Who was Nicholas Tselementes?
Nikolaos Tselementes was born in 1878 in the village of Exabela in Sifnos and grew up in Athens, where he finished High School. Initially, he worked as a notary and then as a cook, working in his uncle's restaurant. He studied cooking for a year in Vienna and on his return worked as a chef in various embassies.
His first steps
In 1910 he began publishing in 1910 the magazine "Cooking Guide" due to which he first became known. In addition to recipes, this magazine contained dietary tips, international cuisine and cooking news.

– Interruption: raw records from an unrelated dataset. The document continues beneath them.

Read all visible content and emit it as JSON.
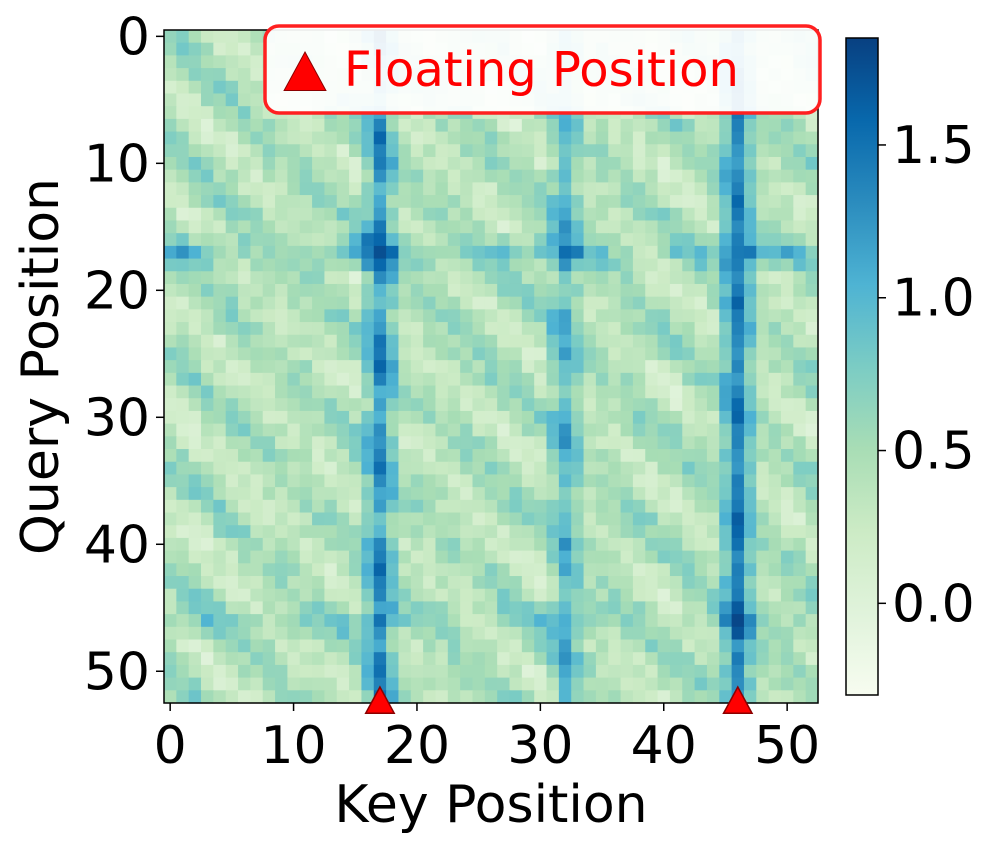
{
  "chart_data": {
    "type": "heatmap",
    "xlabel": "Key Position",
    "ylabel": "Query Position",
    "x_ticks": [
      0,
      10,
      20,
      30,
      40,
      50
    ],
    "y_ticks": [
      0,
      10,
      20,
      30,
      40,
      50
    ],
    "size": 53,
    "colormap": "GnBu",
    "colorbar": {
      "range": [
        -0.3,
        1.85
      ],
      "ticks": [
        0.0,
        0.5,
        1.0,
        1.5
      ],
      "tick_labels": [
        "0.0",
        "0.5",
        "1.0",
        "1.5"
      ]
    },
    "floating_positions": [
      17,
      46
    ],
    "strong_columns": [
      {
        "position": 17,
        "strength": 0.85
      },
      {
        "position": 32,
        "strength": 0.55
      },
      {
        "position": 46,
        "strength": 0.95
      }
    ],
    "strong_rows": [
      {
        "position": 17,
        "strength": 0.55
      },
      {
        "position": 46,
        "strength": 0.35
      }
    ],
    "peak_cells": [
      {
        "query": 17,
        "key": 17,
        "value": 1.75
      },
      {
        "query": 46,
        "key": 46,
        "value": 1.8
      },
      {
        "query": 46,
        "key": 17,
        "value": 1.5
      },
      {
        "query": 17,
        "key": 46,
        "value": 1.45
      }
    ],
    "value_range_estimate": [
      -0.25,
      1.8
    ],
    "legend": {
      "marker": "▲",
      "label": "Floating Position",
      "placement": "top-right",
      "color": "#ff0000"
    }
  }
}
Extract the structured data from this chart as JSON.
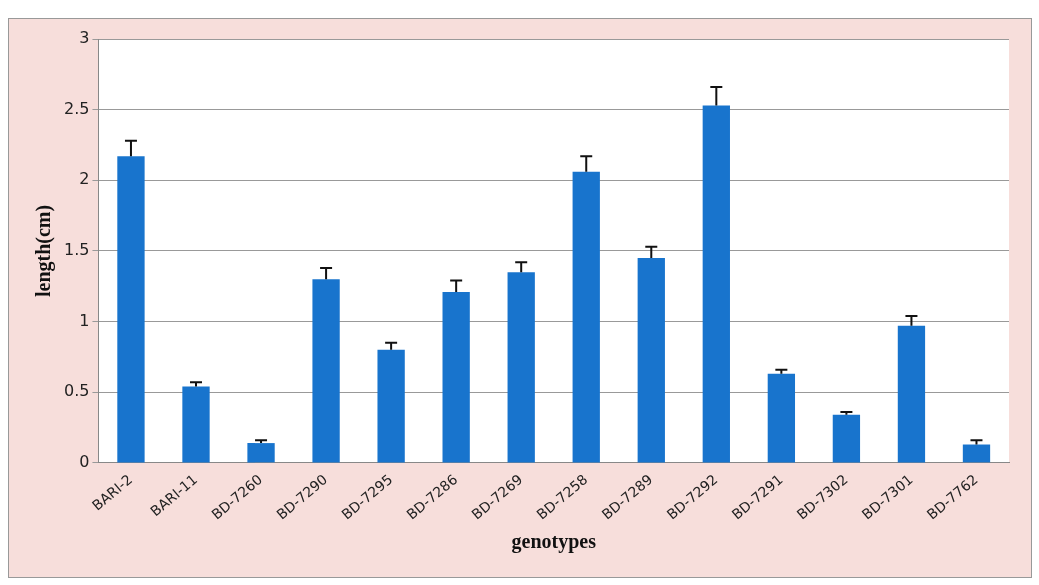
{
  "chart_data": {
    "type": "bar",
    "xlabel": "genotypes",
    "ylabel": "length(cm)",
    "categories": [
      "BARI-2",
      "BARI-11",
      "BD-7260",
      "BD-7290",
      "BD-7295",
      "BD-7286",
      "BD-7269",
      "BD-7258",
      "BD-7289",
      "BD-7292",
      "BD-7291",
      "BD-7302",
      "BD-7301",
      "BD-7762"
    ],
    "values": [
      2.17,
      0.54,
      0.14,
      1.3,
      0.8,
      1.21,
      1.35,
      2.06,
      1.45,
      2.53,
      0.63,
      0.34,
      0.97,
      0.13
    ],
    "errors": [
      [
        2.17,
        2.28
      ],
      [
        0.54,
        0.57
      ],
      [
        0.14,
        0.16
      ],
      [
        1.3,
        1.38
      ],
      [
        0.8,
        0.85
      ],
      [
        1.21,
        1.29
      ],
      [
        1.35,
        1.42
      ],
      [
        2.06,
        2.17
      ],
      [
        1.45,
        1.53
      ],
      [
        2.53,
        2.66
      ],
      [
        0.63,
        0.66
      ],
      [
        0.34,
        0.36
      ],
      [
        0.97,
        1.04
      ],
      [
        0.13,
        0.16
      ]
    ],
    "color": "#1874cd",
    "ylim": [
      0,
      3
    ],
    "yticks": [
      0,
      0.5,
      1,
      1.5,
      2,
      2.5,
      3
    ],
    "grid": "y",
    "legend": false
  }
}
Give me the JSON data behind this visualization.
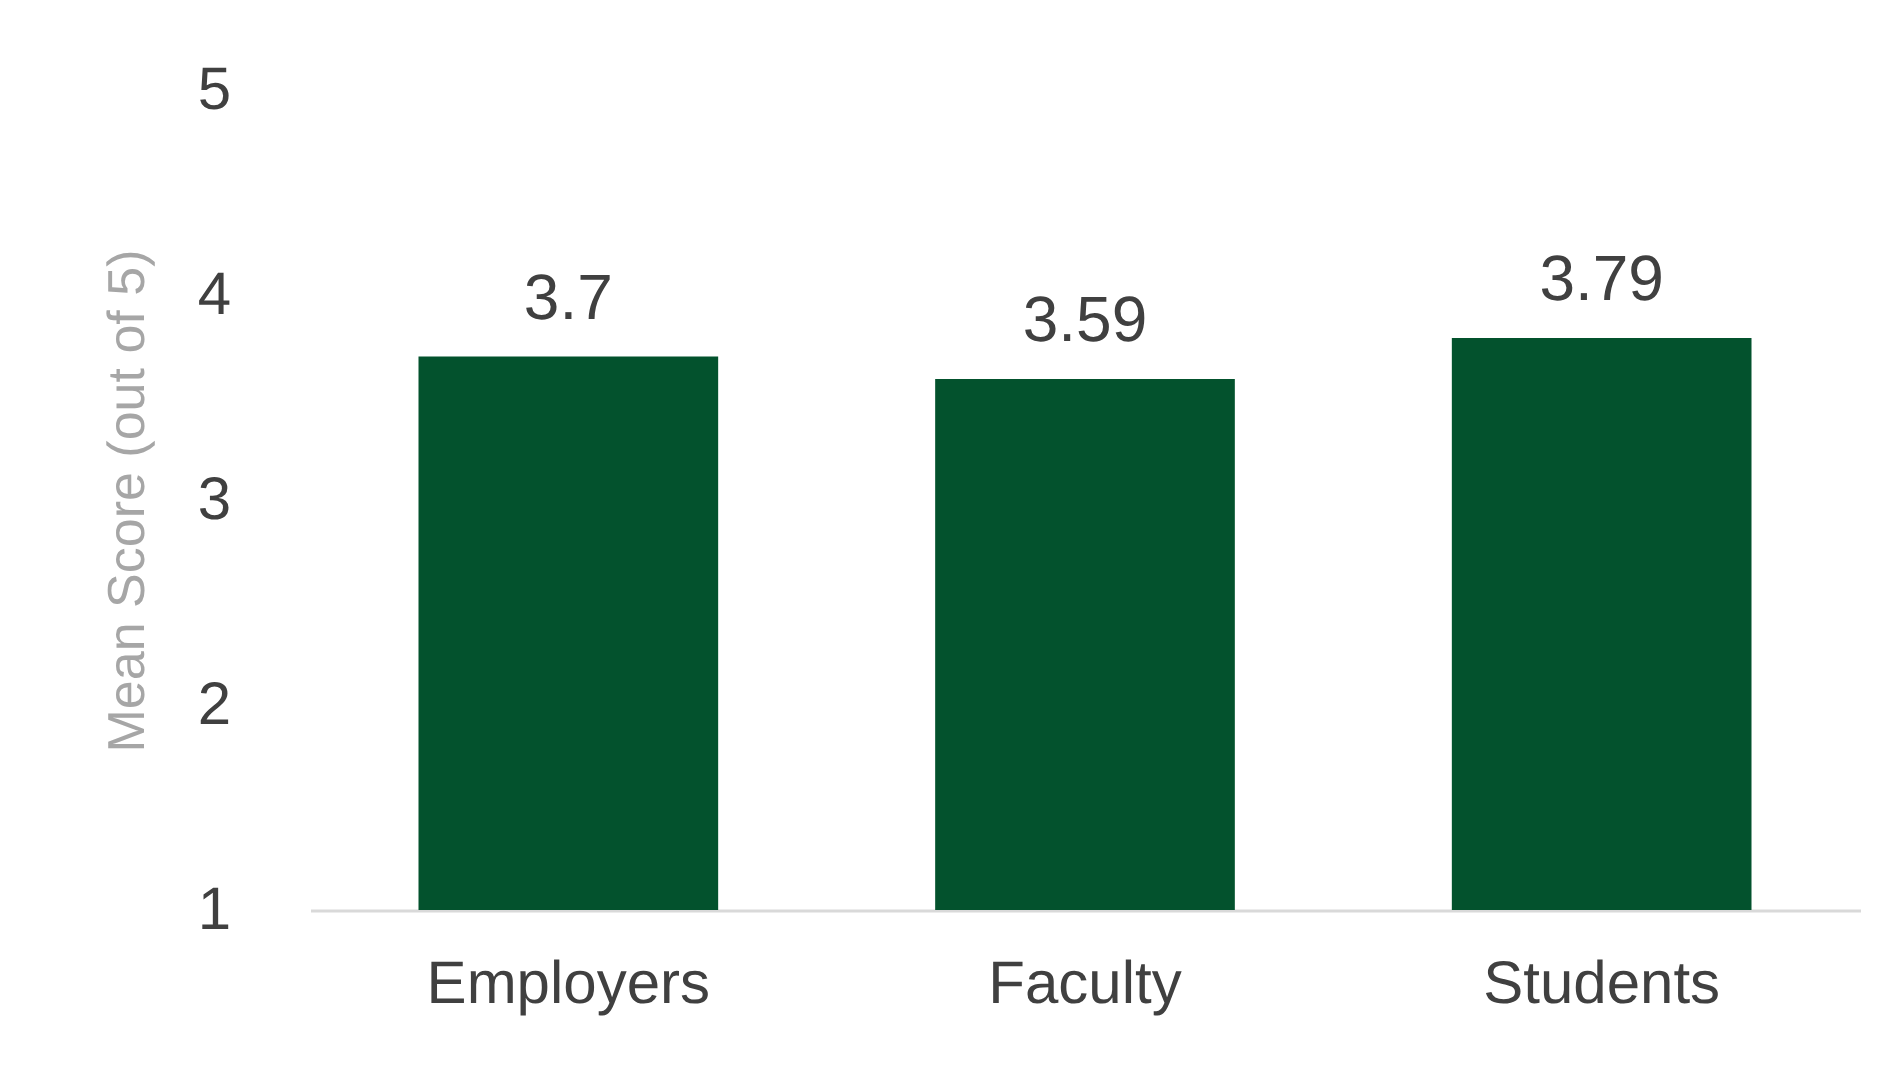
{
  "chart_data": {
    "type": "bar",
    "ylabel": "Mean Score (out of 5)",
    "categories": [
      "Employers",
      "Faculty",
      "Students"
    ],
    "values": [
      3.7,
      3.59,
      3.79
    ],
    "color": "#03522d",
    "ylim": [
      1,
      5
    ],
    "yticks": [
      1,
      2,
      3,
      4,
      5
    ],
    "grid": false,
    "data_labels": true
  }
}
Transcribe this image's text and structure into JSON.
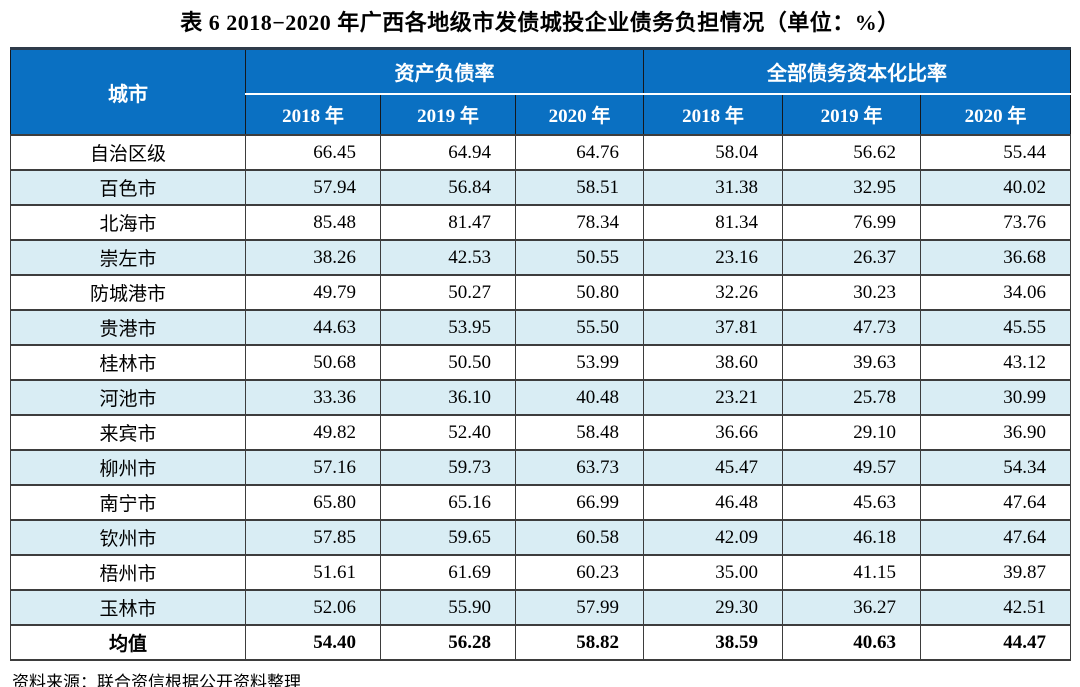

In 1919 he became the director of the Hermes Hotel, and the following year he left for America, where he worked in some of the most expensive restaurants in the world, while also studying cooking, confectionery and diet.
The publication of the cooking guide
In April 1926, the book " Cooking and Pastry Guide" was published, which was the first complete cooking guide in our country. The book was a great success and was reprinted more than fifteen times in the following decades.
He returned permanently to Athens and founded a small school of cooking and confectionery. In 1950 he published a book in Greek about Greek cooking ("Greek Cookery").
Influenced by French cuisine, Celementes was a modernist of Greek cuisine, as thanks to him Greek housewives learned béchamel, piroski and bouillabaisse, which according to some was tantamount to falsifying Greek cuisine.
Nikolaos Tselementes died on March 2, 1958 in Athens, at the age of 80. Its name is now synonymous with cooking guides, and is also used as a joke to someone who knows how to cook very well.